People have different beliefs about a lot of things, but in many of those cases this does not undermine the idea that there is an objective truth about it. For example, on creation and evolution, no one would suggest, on either side, that evolution is true is if you really believe it, but if you are a creationist, then that is true for you.

6 comments:

SteveK said...

Relating this back to your prior post about the subjective/objective false dichotomy, I would say you are wrong here - but maybe I've just misunderstood what you mean by 'evolution' and 'creation'

If we agree to "b) something about which there is a truth, but uncertainty amongst human beings as to what the truth is" why couldn't both views be considered an expression of the uncertainty of the underlying truth?

Joe Hinman said...

there is a nature of the case. But then I have say this to stay in the phenomenology party but there is a lie world, a world of our understanding that is based upon the limits of our own relation to the cultural constructs through which we interpret the world. Like Europeans had lots of hints before Columbus that there was something out there but for them the world stopped the horizon of the Atlantic.Reality is limited to our understanding, although of course its not really limited.

Victor Reppert said...

Well, I should qualify and say young earth creationism.

What I am trying to get at here is that in ethics, the fact of disagreement is an argument for relativism. In other areas where there is great disagreement, no one thinks of being a relativist.

Joe Hinman said...

But that's because, I think, with empirical matters there could be a solution factually some day, With ethics it's always going to be a mater of opinion or cultural construct, something of that nature.

oozzielionel said...

"With ethics it's always going to be a mater of opinion or cultural construct, something of that nature."

From the culture angle, a cultural construct is not the same as opinion. Our cultural constructs include laws with real world consequences. There seems to be a continuum here. On one end are which eating habits are rude. On the other end are nearly universal condemnations of some crimes. Some of the modern cultural constructs are becoming quite powerful. Ecology, cruelty to animals, and tolerance (of specific types) are moving to the important end of the continuum. The relativism of ethics is actually under attack with the imposition of new moral absolutes.

It is modernism that says "with empirical matters there could be a solution some day." This seems to have the same type of confidence as the theist who says, "there will be a solution some day to moral issues -- the judgment of God."


Steve Lovell said...

Joe's point is one that comes up quite a bit and I can't say I've ever heard it well addressed (from either side of the discussion).
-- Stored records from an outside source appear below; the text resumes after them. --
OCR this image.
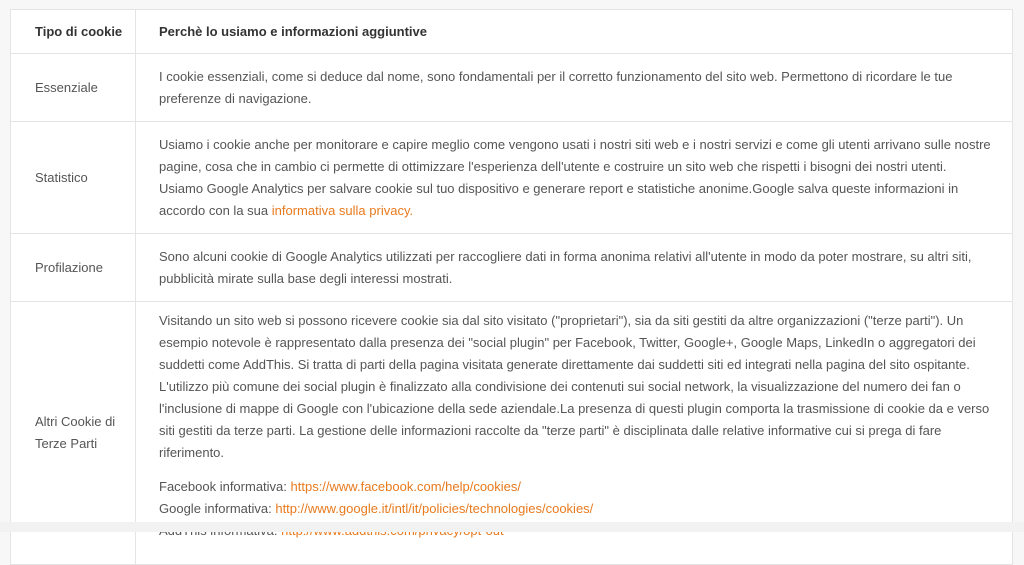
Tipo di cookie	Perchè lo usiamo e informazioni aggiuntive
Essenziale	I cookie essenziali, come si deduce dal nome, sono fondamentali per il corretto funzionamento del sito web. Permettono di ricordare le tue preferenze di navigazione.
Statistico	Usiamo i cookie anche per monitorare e capire meglio come vengono usati i nostri siti web e i nostri servizi e come gli utenti arrivano sulle nostre pagine, cosa che in cambio ci permette di ottimizzare l'esperienza dell'utente e costruire un sito web che rispetti i bisogni dei nostri utenti. Usiamo Google Analytics per salvare cookie sul tuo dispositivo e generare report e statistiche anonime.Google salva queste informazioni in accordo con la sua informativa sulla privacy.
Profilazione	Sono alcuni cookie di Google Analytics utilizzati per raccogliere dati in forma anonima relativi all'utente in modo da poter mostrare, su altri siti, pubblicità mirate sulla base degli interessi mostrati.
Altri Cookie di Terze Parti	Visitando un sito web si possono ricevere cookie sia dal sito visitato ("proprietari"), sia da siti gestiti da altre organizzazioni ("terze parti"). Un esempio notevole è rappresentato dalla presenza dei "social plugin" per Facebook, Twitter, Google+, Google Maps, LinkedIn o aggregatori dei suddetti come AddThis. Si tratta di parti della pagina visitata generate direttamente dai suddetti siti ed integrati nella pagina del sito ospitante. L'utilizzo più comune dei social plugin è finalizzato alla condivisione dei contenuti sui social network, la visualizzazione del numero dei fan o l'inclusione di mappe di Google con l'ubicazione della sede aziendale.La presenza di questi plugin comporta la trasmissione di cookie da e verso siti gestiti da terze parti. La gestione delle informazioni raccolte da "terze parti" è disciplinata dalle relative informative cui si prega di fare riferimento.

Facebook informativa: https://www.facebook.com/help/cookies/
Google informativa: http://www.google.it/intl/it/policies/technologies/cookies/
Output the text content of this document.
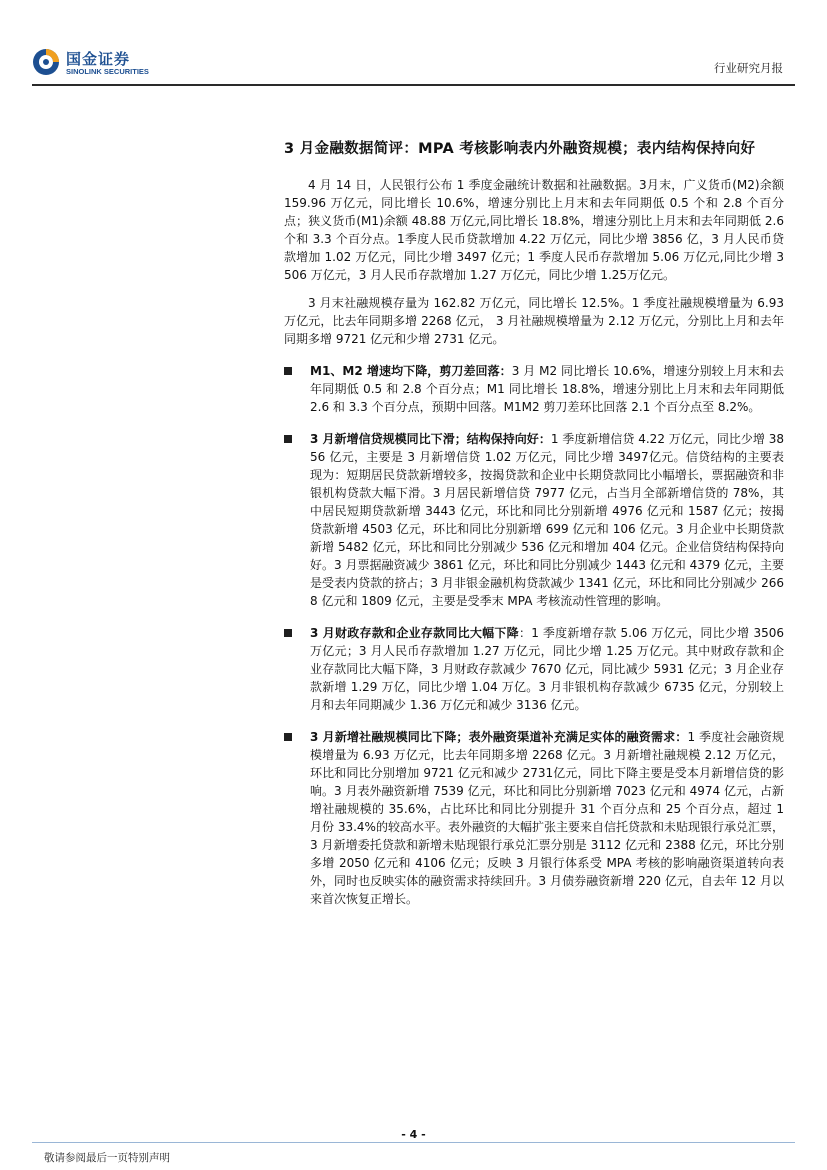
国金证券
SINOLINK SECURITIES	行业研究月报
3 月金融数据简评：MPA 考核影响表内外融资规模；表内结构保持向好

4 月 14 日，人民银行公布 1 季度金融统计数据和社融数据。3月末，广义货币(M2)余额 159.96 万亿元，同比增长 10.6%，增速分别比上月末和去年同期低 0.5 个和 2.8 个百分点；狭义货币(M1)余额 48.88 万亿元,同比增长 18.8%，增速分别比上月末和去年同期低 2.6 个和 3.3 个百分点。1季度人民币贷款增加 4.22 万亿元，同比少增 3856 亿，3 月人民币贷款增加 1.02 万亿元，同比少增 3497 亿元；1 季度人民币存款增加 5.06 万亿元,同比少增 3506 万亿元，3 月人民币存款增加 1.27 万亿元，同比少增 1.25万亿元。

3 月末社融规模存量为 162.82 万亿元，同比增长 12.5%。1 季度社融规模增量为 6.93 万亿元，比去年同期多增 2268 亿元， 3 月社融规模增量为 2.12 万亿元，分别比上月和去年同期多增 9721 亿元和少增 2731 亿元。

M1、M2 增速均下降，剪刀差回落：3 月 M2 同比增长 10.6%，增速分别较上月末和去年同期低 0.5 和 2.8 个百分点；M1 同比增长 18.8%，增速分别比上月末和去年同期低 2.6 和 3.3 个百分点，预期中回落。M1M2 剪刀差环比回落 2.1 个百分点至 8.2%。
3 月新增信贷规模同比下滑；结构保持向好：1 季度新增信贷 4.22 万亿元，同比少增 3856 亿元，主要是 3 月新增信贷 1.02 万亿元，同比少增 3497亿元。信贷结构的主要表现为：短期居民贷款新增较多，按揭贷款和企业中长期贷款同比小幅增长，票据融资和非银机构贷款大幅下滑。3 月居民新增信贷 7977 亿元，占当月全部新增信贷的 78%，其中居民短期贷款新增 3443 亿元，环比和同比分别新增 4976 亿元和 1587 亿元；按揭贷款新增 4503 亿元，环比和同比分别新增 699 亿元和 106 亿元。3 月企业中长期贷款新增 5482 亿元，环比和同比分别减少 536 亿元和增加 404 亿元。企业信贷结构保持向好。3 月票据融资减少 3861 亿元，环比和同比分别减少 1443 亿元和 4379 亿元，主要是受表内贷款的挤占；3 月非银金融机构贷款减少 1341 亿元，环比和同比分别减少 2668 亿元和 1809 亿元，主要是受季末 MPA 考核流动性管理的影响。
3 月财政存款和企业存款同比大幅下降：1 季度新增存款 5.06 万亿元，同比少增 3506 万亿元；3 月人民币存款增加 1.27 万亿元，同比少增 1.25 万亿元。其中财政存款和企业存款同比大幅下降，3 月财政存款减少 7670 亿元，同比减少 5931 亿元；3 月企业存款新增 1.29 万亿，同比少增 1.04 万亿。3 月非银机构存款减少 6735 亿元，分别较上月和去年同期减少 1.36 万亿元和减少 3136 亿元。
3 月新增社融规模同比下降；表外融资渠道补充满足实体的融资需求：1 季度社会融资规模增量为 6.93 万亿元，比去年同期多增 2268 亿元。3 月新增社融规模 2.12 万亿元，环比和同比分别增加 9721 亿元和减少 2731亿元，同比下降主要是受本月新增信贷的影响。3 月表外融资新增 7539 亿元，环比和同比分别新增 7023 亿元和 4974 亿元，占新增社融规模的 35.6%，占比环比和同比分别提升 31 个百分点和 25 个百分点，超过 1 月份 33.4%的较高水平。表外融资的大幅扩张主要来自信托贷款和未贴现银行承兑汇票，3 月新增委托贷款和新增未贴现银行承兑汇票分别是 3112 亿元和 2388 亿元，环比分别多增 2050 亿元和 4106 亿元；反映 3 月银行体系受 MPA 考核的影响融资渠道转向表外，同时也反映实体的融资需求持续回升。3 月债券融资新增 220 亿元，自去年 12 月以来首次恢复正增长。
- 4 -
敬请参阅最后一页特别声明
The idea is that in factual matters we at least have a decision procedure about how such debates could be finally settled. But this is thought not to be the case with ethical issues.

But clearly this oversimplifies. The problem isn't that we lack a decision procedure in ethics, but that we've got lots of them and don't know which to use. (Is there a higher order decision process to help us choose between them?) And once that point is made it becomes less clear that the contrast between ethical and admittedly factual matters is so stark. There are plenty of people out there who don't agree with "expert opinions" on how factual questions are to be settled. So it starts to seem as though "having decisions procedures" turns out to mean "having decision procedures I can get on board with".

Joe, if you want to defend "factualness" of some questions but not those in ethics, how do you approach this? I ask this as a genuine question. I've got some sympathy with the position you're gesturing towards (I disagree with it, but I can see the attraction), so I'm genuinely interested in your response, or that of others who think in a similar way.